Récit contre récit : Pékin raconte une île excédée par ses propres soldats ; Taipei raconte une population qui râle, puis remercie.
Entre les deux, un vide.
Celui d’une opinion réellement mesurée, sondée, publiée avec sa méthode — un espace que ni Pékin ni Taipei n’occupe dans les pages consultées, et que chacun remplit de sa version.
Les deux récits sont invérifiables à la même hauteur — aucun sondage public sur l’exercice n’apparaît dans les pages consultées.
Chaque camp brandit une opinion publique que personne n’a mesurée.
Une demi-heure vécue au ras du trottoir
Redescendons à hauteur d’habitant, une dernière fois, car c’est à cette hauteur-là que tout se joue.
Le 13 août, 14 h 30, Taipei.
Les sirènes montent, les téléphones vibrent d’une alerte bilingue, la barre de réseau reste pleine — c’est le débit qui s’effondre, pas le signal.
Une génération entière découvre ce que « dégradé » veut dire : l’appel passe, la vidéo gèle.
Le GPS déjà chargé continue ; la carte en ligne, non.

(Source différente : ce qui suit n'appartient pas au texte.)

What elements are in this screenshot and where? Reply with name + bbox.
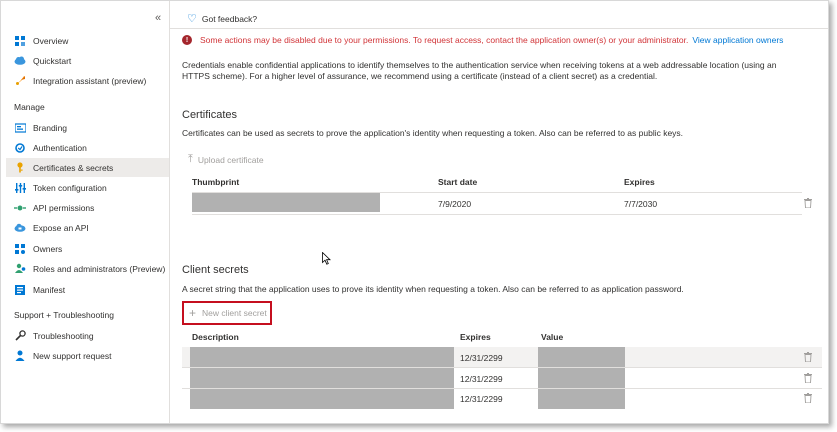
app-window: « Overview Quickstart Integration assist… (0, 0, 829, 424)
sidebar-item-label: Manifest (33, 284, 66, 295)
sidebar-item-label: Expose an API (33, 222, 89, 233)
column-header-description[interactable]: Description (192, 332, 239, 342)
branding-icon (14, 122, 26, 134)
warning-text: Some actions may be disabled due to your… (200, 35, 689, 45)
redacted-value (538, 347, 625, 409)
column-header-secret-expires[interactable]: Expires (460, 332, 491, 342)
sidebar-item-integration-assistant[interactable]: Integration assistant (preview) (6, 71, 169, 90)
api-permissions-icon (14, 202, 26, 214)
sidebar-item-label: Integration assistant (preview) (33, 75, 147, 86)
plus-icon: + (189, 306, 197, 320)
manifest-icon (14, 284, 26, 296)
token-icon (14, 182, 26, 194)
new-secret-label: New client secret (202, 308, 267, 318)
delete-secret-icon[interactable] (804, 373, 812, 383)
sidebar-item-label: Authentication (33, 142, 87, 153)
cloud-icon (14, 55, 26, 67)
feedback-label: Got feedback? (201, 13, 258, 24)
certificates-description: Certificates can be used as secrets to p… (182, 128, 684, 138)
error-icon: ! (182, 35, 192, 45)
sidebar-item-label: API permissions (33, 202, 95, 213)
sidebar-item-label: Roles and administrators (Preview) (33, 263, 166, 274)
cloud-api-icon (14, 222, 26, 234)
sidebar-section-manage: Manage (14, 102, 45, 112)
main-content: ♡ Got feedback? ! Some actions may be di… (170, 1, 828, 423)
sidebar-item-label: Certificates & secrets (33, 162, 114, 173)
redacted-description (190, 347, 454, 409)
sidebar-item-authentication[interactable]: Authentication (6, 138, 169, 157)
client-secrets-description: A secret string that the application use… (182, 284, 684, 294)
key-icon (14, 162, 26, 174)
heart-icon: ♡ (187, 13, 197, 25)
sidebar-item-certificates-secrets[interactable]: Certificates & secrets (6, 158, 169, 177)
sidebar-item-label: Overview (33, 35, 69, 46)
sidebar-item-branding[interactable]: Branding (6, 118, 169, 137)
divider (182, 367, 822, 368)
sidebar-section-support: Support + Troubleshooting (14, 310, 114, 320)
delete-secret-icon[interactable] (804, 393, 812, 403)
sidebar: « Overview Quickstart Integration assist… (1, 1, 170, 423)
mouse-cursor-icon (322, 252, 331, 265)
sidebar-item-overview[interactable]: Overview (6, 31, 169, 50)
upload-certificate-button[interactable]: ⤒ Upload certificate (188, 153, 264, 166)
sidebar-item-quickstart[interactable]: Quickstart (6, 51, 169, 70)
sidebar-item-troubleshooting[interactable]: Troubleshooting (6, 326, 169, 345)
sidebar-item-owners[interactable]: Owners (6, 239, 169, 258)
certificate-start-date: 7/9/2020 (438, 199, 472, 209)
column-header-start-date[interactable]: Start date (438, 177, 477, 187)
owners-icon (14, 243, 26, 255)
sidebar-item-label: Quickstart (33, 55, 72, 66)
sidebar-item-token-configuration[interactable]: Token configuration (6, 178, 169, 197)
feedback-button[interactable]: ♡ Got feedback? (187, 12, 257, 25)
divider (192, 214, 802, 215)
support-person-icon (14, 350, 26, 362)
divider (182, 388, 822, 389)
sidebar-item-manifest[interactable]: Manifest (6, 280, 169, 299)
permission-warning: ! Some actions may be disabled due to yo… (182, 35, 783, 45)
delete-certificate-icon[interactable] (804, 198, 812, 208)
column-header-expires[interactable]: Expires (624, 177, 655, 187)
redacted-thumbprint (192, 193, 380, 212)
sidebar-item-expose-api[interactable]: Expose an API (6, 218, 169, 237)
column-header-value[interactable]: Value (541, 332, 563, 342)
divider (170, 28, 828, 29)
sidebar-item-api-permissions[interactable]: API permissions (6, 198, 169, 217)
upload-label: Upload certificate (197, 154, 264, 165)
certificates-heading: Certificates (182, 109, 238, 121)
delete-secret-icon[interactable] (804, 352, 812, 362)
secret-expires: 12/31/2299 (460, 353, 503, 363)
certificate-expires: 7/7/2030 (624, 199, 658, 209)
sidebar-item-label: Token configuration (33, 182, 107, 193)
secret-expires: 12/31/2299 (460, 394, 503, 404)
view-owners-link[interactable]: View application owners (692, 35, 783, 45)
grid-icon (14, 35, 26, 47)
collapse-sidebar-icon[interactable]: « (155, 12, 161, 24)
intro-text: Credentials enable confidential applicat… (182, 60, 777, 81)
column-header-thumbprint[interactable]: Thumbprint (192, 177, 239, 187)
upload-icon: ⤒ (188, 153, 193, 165)
sidebar-item-label: Troubleshooting (33, 330, 94, 341)
wrench-icon (14, 330, 26, 342)
sidebar-item-label: Owners (33, 243, 63, 254)
auth-icon (14, 142, 26, 154)
sidebar-item-label: New support request (33, 350, 112, 361)
sidebar-item-new-support-request[interactable]: New support request (6, 346, 169, 365)
roles-icon (14, 263, 26, 275)
sidebar-item-label: Branding (33, 122, 68, 133)
sidebar-item-roles-administrators[interactable]: Roles and administrators (Preview) (6, 259, 169, 278)
new-client-secret-button[interactable]: + New client secret (182, 301, 272, 325)
client-secrets-heading: Client secrets (182, 264, 249, 276)
rocket-icon (14, 75, 26, 87)
secret-expires: 12/31/2299 (460, 374, 503, 384)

Dans les groupes de discussion, les messages partent, les photos restent bloquées, et chacun comprend en silence la hiérarchie des flux qu’une guerre imposerait.
Le geste qui reste
Le témoignage le plus cité par la presse internationale est celui d’une habitante de 22 ans : elle comprend que l’exercice simule ce qu’une guerre ferait au réseau, et l’accepte malgré la gêne.
Ni héroïsme, ni colère.
De la patience.
Une population qui apprend, en une demi-heure chronométrée, la différence entre le confort et la connexion vitale — c’est exactement l’apprentissage que la propagande d’en face voudrait empêcher.
Ce que le trottoir enseigne au stratège
Un exercice réussi ne se mesure pas à l’absence de plaintes — sinon, aucun exercice d’évacuation n’aurait jamais eu lieu nulle part.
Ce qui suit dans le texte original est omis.